Раскрывая книгу, посвященную Публию Корнелию Тациту, стoит задуматься над тем, зачем знакомиться с писателем, жившим две тысячи лет назад, тем более, если созданное им — не художественный вымысел, всегда вырывающийся из плена породивших его дней, а летопись своего века, обреченная на этот плен, поскольку она связана с людьми и событиями определенной эпохи, в данном случае эпохи завершенной и далекой — ранней Римской империи?

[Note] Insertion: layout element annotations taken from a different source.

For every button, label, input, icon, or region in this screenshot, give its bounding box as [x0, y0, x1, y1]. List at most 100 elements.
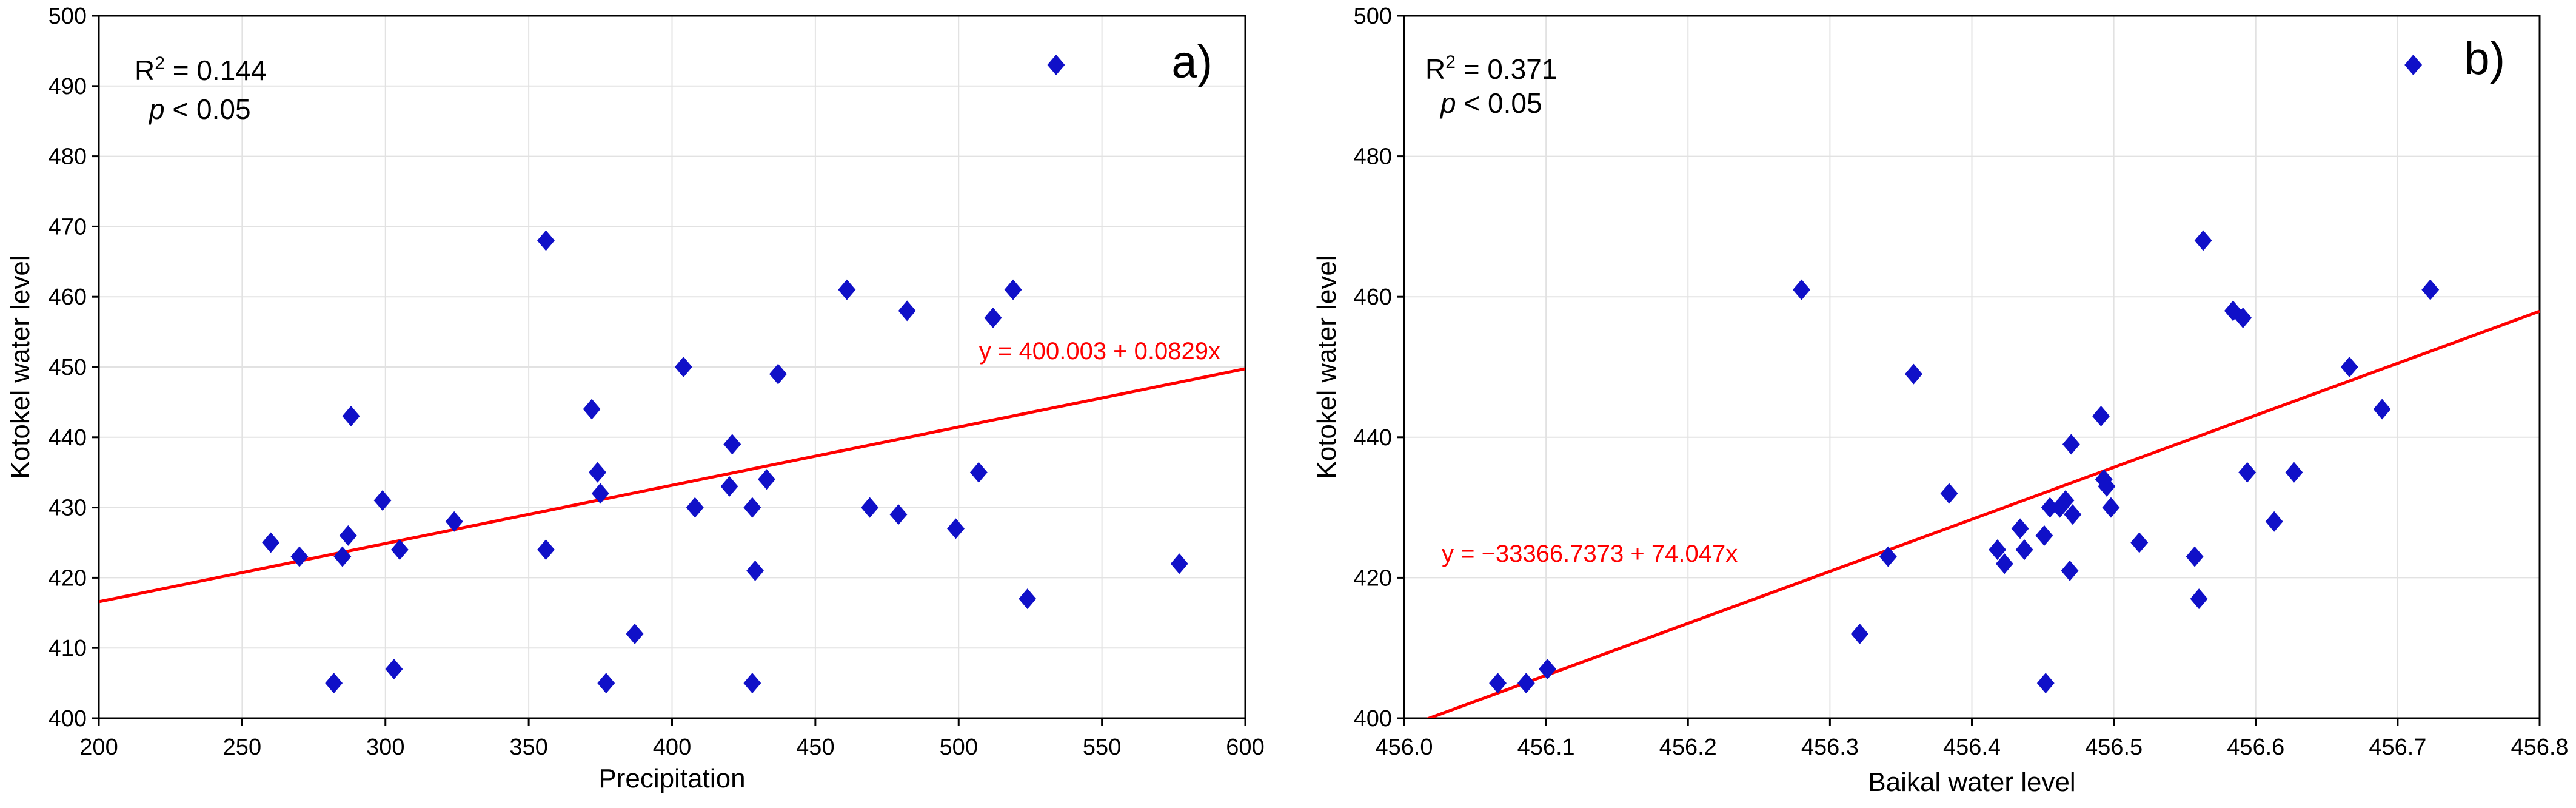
data-point	[969, 462, 988, 483]
r-squared-superscript: 2	[1445, 52, 1456, 72]
data-point	[2404, 55, 2423, 76]
r-squared-value: = 0.144	[165, 55, 267, 86]
data-point	[758, 469, 775, 490]
data-point	[1047, 55, 1065, 76]
data-point	[325, 673, 343, 694]
x-axis-label: Baikal water level	[1868, 767, 2075, 797]
x-tick-label: 456.5	[2085, 735, 2143, 760]
x-tick-label: 200	[79, 735, 118, 760]
y-tick-label: 430	[49, 496, 87, 521]
data-point	[686, 497, 704, 518]
data-point	[2234, 307, 2252, 328]
p-value-annotation: p < 0.05	[148, 93, 251, 125]
y-tick-label: 410	[49, 636, 87, 661]
y-tick-label: 500	[49, 4, 87, 29]
r-squared-annotation: R2 = 0.144	[135, 53, 266, 86]
p-symbol: p	[1439, 87, 1456, 119]
x-tick-label: 456.4	[1943, 735, 2001, 760]
data-point	[889, 504, 908, 525]
plot-frame	[1403, 15, 2541, 719]
data-point	[2061, 560, 2079, 581]
y-tick-label: 460	[1354, 284, 1392, 310]
y-tick-label: 500	[1354, 4, 1392, 29]
data-point	[723, 434, 741, 455]
y-axis-label: Kotokel water level	[5, 255, 35, 479]
x-tick-label: 300	[366, 735, 404, 760]
y-tick-label: 440	[49, 425, 87, 451]
y-tick-label: 420	[1354, 565, 1392, 591]
x-tick-label: 250	[223, 735, 261, 760]
data-point	[2224, 300, 2242, 322]
x-tick-label: 550	[1083, 735, 1121, 760]
data-point	[290, 546, 309, 567]
data-point	[1989, 539, 2007, 561]
x-tick-label: 456.8	[2511, 735, 2568, 760]
x-tick-label: 456.1	[1517, 735, 1575, 760]
data-point	[1879, 546, 1897, 567]
data-point	[2102, 497, 2120, 518]
data-point	[2373, 399, 2391, 420]
x-tick-label: 456.2	[1659, 735, 1717, 760]
data-point	[1905, 363, 1922, 385]
y-tick-label: 470	[49, 214, 87, 240]
data-point	[385, 658, 403, 679]
data-point	[2421, 279, 2440, 300]
y-tick-label: 450	[49, 355, 87, 380]
x-axis-label: Precipitation	[598, 764, 745, 793]
data-point	[2036, 673, 2055, 694]
data-point	[2035, 525, 2053, 546]
data-point	[591, 483, 609, 504]
x-tick-label: 456.3	[1801, 735, 1859, 760]
data-point	[2056, 490, 2075, 511]
x-tick-label: 400	[653, 735, 691, 760]
data-point	[2285, 462, 2303, 483]
data-point	[984, 307, 1002, 328]
data-point	[2238, 462, 2257, 483]
data-point	[537, 230, 555, 251]
data-point	[2186, 546, 2204, 567]
data-point	[2130, 532, 2149, 553]
r-squared-value: = 0.371	[1456, 53, 1557, 85]
data-point	[2194, 230, 2212, 251]
data-point	[390, 539, 409, 561]
data-point	[1995, 553, 2013, 574]
data-point	[1170, 553, 1188, 574]
data-point	[2098, 476, 2116, 497]
p-value-text: < 0.05	[165, 93, 251, 125]
x-tick-label: 456.0	[1375, 735, 1433, 760]
data-point	[445, 511, 463, 532]
r-squared-symbol: R	[135, 55, 155, 86]
chart-panel-b: 456.0 456.1 456.2 456.3 456.4 456.5 456.6 456.7…	[1312, 4, 2569, 797]
regression-line	[1425, 309, 2540, 718]
plot-frame	[98, 15, 1246, 719]
data-point	[373, 490, 392, 511]
data-point	[597, 673, 615, 694]
x-tick-label: 600	[1226, 735, 1264, 760]
y-axis-label: Kotokel water level	[1312, 255, 1342, 479]
x-tick-label: 456.7	[2369, 735, 2426, 760]
data-point	[898, 300, 916, 322]
data-point	[2265, 511, 2283, 532]
data-point	[1851, 624, 1868, 645]
y-tick-label: 490	[49, 74, 87, 99]
data-point	[583, 399, 601, 420]
data-point	[838, 279, 856, 300]
data-point	[746, 560, 764, 581]
data-point	[2041, 497, 2059, 518]
data-point	[674, 357, 692, 377]
data-point	[342, 406, 360, 427]
data-point	[1019, 588, 1037, 610]
p-symbol: p	[148, 93, 165, 125]
data-point	[1793, 279, 1810, 300]
data-point	[861, 497, 879, 518]
data-point	[589, 462, 607, 483]
data-point	[743, 497, 761, 518]
y-tick-label: 400	[49, 706, 87, 732]
data-point	[2011, 518, 2029, 539]
panel-label: b)	[2464, 33, 2505, 84]
data-point	[626, 624, 644, 645]
data-point	[1489, 673, 1507, 694]
data-point	[720, 476, 738, 497]
x-tick-label: 450	[796, 735, 834, 760]
y-tick-label: 440	[1354, 425, 1392, 451]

Прошлое есть у всех. Оно связано бесконечным числом нитей с настоящим, живет в нем; без его опыта невозможно развитие ни личности, ни народа, поэтому каждый — историк он или нет — периодически вглядывается в пережитое, пытается охватить его мыслью и понять. Две опасности подстерегают того, кто за это берется: духовно обособиться от своего прошлого или поддаться его власти и раствориться в нем. В первом случае оно становится скоплением оттрепетавших фактов, а если речь идет об историке — «объектом исследования», как жизнь насекомых, движение светил, как морские приливы и отливы. Во втором случае оно заслоняет действительность, погружает человека в мир воспоминаний, исполненный призрачных, но тем более ярких и бередящих страстей — бесплодных сожалений, бесплодной ярости или элегической тоски.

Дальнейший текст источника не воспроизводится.